Sebelumnya, Mahkamah Konstitusi memutuskan penyelenggaran pemilu di tingkat nasional seperti pemilihan anggota DPR, anggota DPD, dan presiden/wakil presiden harus dilakukan terpisah dengan penyelenggaraan pemilihan umum tingkat daerah atau kota. Putusan ini membuat pemilu serentak yang selama ini dikenal sebagai “Pemilu 5 kotak” tidak lagi berlaku untuk Pemilu 2029 mendatang.
Putusan ini lmerupakan gugatan Perkara Nomor 135/PUU-XXII/2024 yang diajukan oleh Perkumpulan untuk Pemilu dan Demokrasi (Perludem). Perludem mengajukan uji formil terhadap UU Nomor 7 Tahun 2017 tentang Pemilu dan UU Nomor 10 Tahun 2016 tentang Pilkada ke Mahkamah Konstitusi.
Dalam petitumnya, Perludem meminta Mahkamah memutus Pasal 167 ayat (3) UU Pemilu sepanjang frasa “pemungutan suara dilaksanakan secara serentak” bertentangan dengan UUD 1945 dan tidak memiliki kekuatan hukum.

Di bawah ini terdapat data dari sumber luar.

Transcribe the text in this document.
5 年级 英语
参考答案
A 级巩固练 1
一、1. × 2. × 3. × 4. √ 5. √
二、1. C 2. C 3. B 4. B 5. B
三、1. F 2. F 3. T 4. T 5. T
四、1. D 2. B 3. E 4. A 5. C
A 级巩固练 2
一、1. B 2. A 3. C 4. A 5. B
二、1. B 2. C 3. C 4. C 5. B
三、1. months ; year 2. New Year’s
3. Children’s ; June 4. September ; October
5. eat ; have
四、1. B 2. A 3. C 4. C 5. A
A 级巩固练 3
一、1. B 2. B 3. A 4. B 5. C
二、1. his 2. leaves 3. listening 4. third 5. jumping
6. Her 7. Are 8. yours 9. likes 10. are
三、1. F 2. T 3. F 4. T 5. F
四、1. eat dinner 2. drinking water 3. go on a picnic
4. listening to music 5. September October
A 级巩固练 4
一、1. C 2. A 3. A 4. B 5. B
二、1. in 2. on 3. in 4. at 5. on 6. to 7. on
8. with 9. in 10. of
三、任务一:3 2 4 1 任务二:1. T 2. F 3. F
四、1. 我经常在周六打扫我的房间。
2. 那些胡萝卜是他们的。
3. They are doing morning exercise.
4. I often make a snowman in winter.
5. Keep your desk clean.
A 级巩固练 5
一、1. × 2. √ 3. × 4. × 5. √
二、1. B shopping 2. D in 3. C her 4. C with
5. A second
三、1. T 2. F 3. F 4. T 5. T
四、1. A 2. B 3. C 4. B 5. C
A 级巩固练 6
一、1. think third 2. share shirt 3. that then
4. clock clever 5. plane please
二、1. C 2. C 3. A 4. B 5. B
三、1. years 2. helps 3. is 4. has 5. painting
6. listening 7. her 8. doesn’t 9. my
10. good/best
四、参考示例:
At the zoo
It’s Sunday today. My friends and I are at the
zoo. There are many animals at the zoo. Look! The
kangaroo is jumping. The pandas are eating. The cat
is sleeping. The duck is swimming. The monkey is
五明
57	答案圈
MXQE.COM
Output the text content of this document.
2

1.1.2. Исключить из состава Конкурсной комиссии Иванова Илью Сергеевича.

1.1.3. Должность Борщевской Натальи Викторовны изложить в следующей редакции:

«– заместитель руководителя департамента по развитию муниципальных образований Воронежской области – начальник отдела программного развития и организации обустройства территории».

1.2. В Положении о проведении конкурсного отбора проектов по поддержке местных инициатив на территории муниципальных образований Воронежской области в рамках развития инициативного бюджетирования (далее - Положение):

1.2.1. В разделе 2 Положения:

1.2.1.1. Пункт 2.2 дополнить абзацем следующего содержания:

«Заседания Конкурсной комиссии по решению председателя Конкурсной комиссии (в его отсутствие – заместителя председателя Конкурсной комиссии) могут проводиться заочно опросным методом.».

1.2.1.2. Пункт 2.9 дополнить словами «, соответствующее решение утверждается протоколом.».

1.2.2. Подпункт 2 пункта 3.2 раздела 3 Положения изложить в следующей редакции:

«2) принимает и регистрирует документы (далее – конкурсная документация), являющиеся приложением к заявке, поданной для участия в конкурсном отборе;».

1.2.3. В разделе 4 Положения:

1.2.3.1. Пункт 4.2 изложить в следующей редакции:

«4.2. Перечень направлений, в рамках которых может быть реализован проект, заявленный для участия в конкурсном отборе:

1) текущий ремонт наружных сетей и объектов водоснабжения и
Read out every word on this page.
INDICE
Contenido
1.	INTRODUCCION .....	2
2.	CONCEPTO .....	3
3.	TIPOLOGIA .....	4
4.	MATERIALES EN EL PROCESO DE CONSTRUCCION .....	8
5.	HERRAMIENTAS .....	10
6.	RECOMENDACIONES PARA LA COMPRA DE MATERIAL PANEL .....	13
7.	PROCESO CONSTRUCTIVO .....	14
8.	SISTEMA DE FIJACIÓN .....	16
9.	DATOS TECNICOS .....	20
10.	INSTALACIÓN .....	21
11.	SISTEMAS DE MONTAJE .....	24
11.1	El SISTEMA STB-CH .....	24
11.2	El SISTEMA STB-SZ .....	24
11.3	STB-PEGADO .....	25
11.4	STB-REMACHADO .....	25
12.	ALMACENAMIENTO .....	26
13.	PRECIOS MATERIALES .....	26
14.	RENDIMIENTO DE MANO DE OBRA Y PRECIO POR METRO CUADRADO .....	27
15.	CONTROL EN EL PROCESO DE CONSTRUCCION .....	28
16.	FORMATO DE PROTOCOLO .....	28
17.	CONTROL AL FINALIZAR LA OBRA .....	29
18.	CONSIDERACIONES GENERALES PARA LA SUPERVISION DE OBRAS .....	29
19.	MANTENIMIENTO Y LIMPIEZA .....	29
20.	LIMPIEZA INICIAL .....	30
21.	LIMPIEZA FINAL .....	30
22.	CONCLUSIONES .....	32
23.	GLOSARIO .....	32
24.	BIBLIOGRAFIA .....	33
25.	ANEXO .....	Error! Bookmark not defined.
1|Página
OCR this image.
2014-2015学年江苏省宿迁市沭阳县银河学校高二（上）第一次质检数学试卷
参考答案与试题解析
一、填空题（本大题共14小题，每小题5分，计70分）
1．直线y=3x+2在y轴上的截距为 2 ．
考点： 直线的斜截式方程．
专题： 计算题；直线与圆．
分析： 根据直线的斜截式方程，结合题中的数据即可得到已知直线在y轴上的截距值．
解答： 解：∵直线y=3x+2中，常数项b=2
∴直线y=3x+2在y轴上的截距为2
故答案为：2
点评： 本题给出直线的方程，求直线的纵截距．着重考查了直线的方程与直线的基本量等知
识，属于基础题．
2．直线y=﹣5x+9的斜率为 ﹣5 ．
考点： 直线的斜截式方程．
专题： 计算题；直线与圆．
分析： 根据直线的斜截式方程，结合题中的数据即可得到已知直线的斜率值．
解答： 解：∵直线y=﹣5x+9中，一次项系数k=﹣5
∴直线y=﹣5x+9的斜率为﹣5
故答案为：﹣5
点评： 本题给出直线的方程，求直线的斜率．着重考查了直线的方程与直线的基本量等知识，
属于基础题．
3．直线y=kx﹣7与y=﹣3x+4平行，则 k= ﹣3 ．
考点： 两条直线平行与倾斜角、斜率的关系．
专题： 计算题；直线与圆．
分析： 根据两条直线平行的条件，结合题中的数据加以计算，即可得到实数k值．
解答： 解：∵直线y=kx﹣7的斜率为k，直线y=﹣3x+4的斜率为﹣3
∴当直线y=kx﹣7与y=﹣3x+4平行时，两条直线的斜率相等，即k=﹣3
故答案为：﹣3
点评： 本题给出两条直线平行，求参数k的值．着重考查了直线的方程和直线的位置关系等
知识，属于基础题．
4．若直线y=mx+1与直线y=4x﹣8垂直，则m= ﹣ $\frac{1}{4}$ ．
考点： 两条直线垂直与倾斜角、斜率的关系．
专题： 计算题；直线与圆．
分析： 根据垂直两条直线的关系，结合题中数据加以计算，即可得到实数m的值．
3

“Penentuan keserentakan tersebut untuk mewujudkan pemilihan umum yang berkualitas serta memperhitungkan kemudahan dan kesederhanaan bagi pemilih dalam melaksanakan hak memilih sebagai wujud pelaksanaan kedaulatan rakyat,” ujar Ketua MK Suhartoyo saat membacakan putusan, Kamis, 26 Juni 2025.
Dalam pertimbangannya, MK menuturkan bahwa pemilihan umum presiden/wakil presiden serta anggota legislatif, yang berdekatan dengan pemilihan kepala daerah, menyebabkan minimnya waktu bagi masyarakat untuk menilai kinerja pemerintahan dalam hasil pemilihan umum presiden/wakil presiden dan anggota legislatif.
Selain itu, dalam rentang waktu yang sempit itu, hakim menilai pelaksanaan pemilihan umum yang serentak menyebabkan masalah pembangunan daerah cenderung tenggelam di tengah isu nasional.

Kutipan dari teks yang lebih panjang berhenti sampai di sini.